Democrats in Congress to sue Trump over foreign business dealings

Nearly 200 Democratic members of Congress filed a federal lawsuit on Wednesday accusing President Donald Trump of violating the Constitution.
Nearly 200 Democratic members of Congress filed a federal lawsuit on Wednesday accusing President Donald Trump of violating the Constitution. PHOTO: REUTERS

WASHINGTON (NYTIMES) - Nearly 200 Democratic members of Congress filed a federal lawsuit Wednesday (June 14) accusing President Donald Trump of violating the Constitution by profiting from business dealings with foreign governments.

The plaintiffs - believed to be the most members of Congress to ever sue a sitting president - contend that Trump has ignored a constitutional clause that prohibits federal officials from accepting gifts, or emoluments, from foreign powers without congressional approval.

It is the third such lawsuit against Trump on the issue since he became president, part of a coordinated effort by the president's critics to force him to reveal his business entanglements and either sell off his holdings or put them in a blind trust.

Like the previous two federal lawsuits, this one, filed in federal court in Washington, accuses Trump of illegally profiteering from his businesses in a variety of ways, including collecting payments from foreign diplomats who stay in his hotels and accepting trademark approvals from foreign governments for his company's goods and services.

But it creates a new group of plaintiffs who claim the president's actions have damaged them: Democratic members of the House and Senate who say they have been wrongly deprived of their constitutional right to rule on whether Trump can accept such economic benefits from foreign governments, according to Sen. Richard Blumenthal of Connecticut, who led the effort with Rep. John Conyers Jr. of Michigan.

"The founders ensured that federal officeholders would not decide for themselves whether particular emoluments were likely to compromise their own independence or lead them to put personal interest over national interest," the lawsuit states.

"An officeholder, in short, should not be the sole judge of his own integrity."

Trump now faces three distinct groups of legal opponents, each alleging they have been harmed in a different way. Earlier this year, private individuals who own hotels or restaurants or book events at hotels that they say compete with Trump's joined a lawsuit filed in federal court in New York by Citizens for Responsibility and Ethics in Washington, or CREW, a nonprofit watchdog group.

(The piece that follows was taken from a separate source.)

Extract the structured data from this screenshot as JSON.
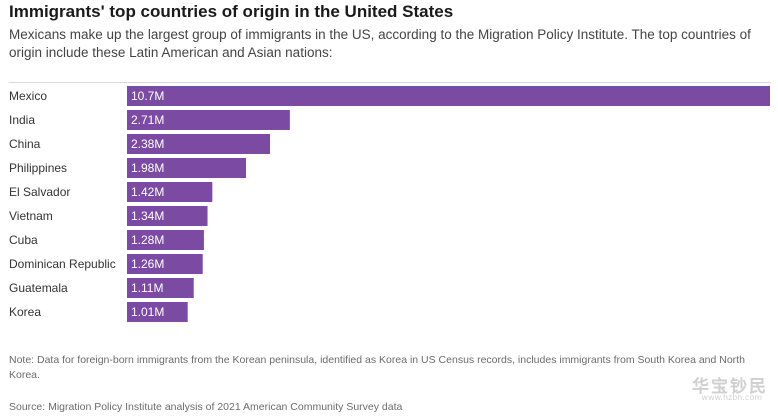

On Monday, the attorneys general of Maryland and the District of Columbia filed suit in federal court in Maryland, accusing Trump of putting hotels, resorts and convention centers owned or operated by their governments at a competitive disadvantage. Some legal experts have suggested that this suit may be the most likely to proceed because a state is considered a "coequal sovereign" of the president.

The president's critics are clearly hoping to find a federal judge who will agree that the plaintiffs have enough standing to let a case proceed to the fact-finding stage.

"It is pretty much copy and paste from one suit to another," said Andy S. Grewal, a University of Iowa law professor who has been critical of the lawsuits' merits.

He said the complaint from members of Congress was "the weirdest one" because a court ruling that would for the first time in 230 years define what constituted an emolument would also cover them.

"They could be really shooting themselves in the foot," he said.

Yet each new set of plaintiffs makes it harder for the Justice Department to defend the president on the grounds that his opponents have no legal standing to sue him, Trump's critics said.

"It puts the government in the position of saying that nobody can address this - not hotel competitors, not states, not members of Congress," said Norman Eisen, the chairman of CREW, which started the legal efforts.

"And you cannot get away with that in a rule-of-law system."

Blumenthal, a former Connecticut attorney general, said the president's companies did business in about 20 countries but were shrouded in secrecy, making it impossible for Congress to carry out its constitutional duty of determining whether he was receiving illegal benefits or emoluments.

"The truth is we have no clue about the president's investors," he said in an interview with reporters Tuesday. "How much is Russian money?"

"What we are seeking first and foremost is disclosure," he said. "We cannot consent to what we don't know."

In a response to the initial lawsuit, Justice Department lawyers argued that the framers of the Constitution never intended to prevent a president from owning a business or to ban ordinary, arms-length commercial transactions. They also contended that even if the president had violated the Constitution as his opponents allege, it is up to Congress to take action, not a federal court.

Trump's defenders have said he has gone well beyond what is legally or ethically required to distance himself from his companies, which are now being run by his two adult sons.

Unlike the previous two lawsuits, the lawsuit by members of Congress does not accuse Trump of violating the so-called domestic emoluments clause that bans him from accepting benefits from states or the federal government. That is because the Constitution gives Congress no oversight role there.

A total of 196 members of Congress - nearly 7 in 10 Senate Democrats and nearly 9 in 10 House Democrats, but not a single Republican - joined the suit, Blumenthal said. He said members of Congress have previously sued presidents, alleging that they had been wrongly deprived of their right to carry out their constitutional duty.

But the number who joined the emoluments lawsuit is unprecedented, because the scope of the president's business interests - and his alleged violations - "is truly unprecedented," he said.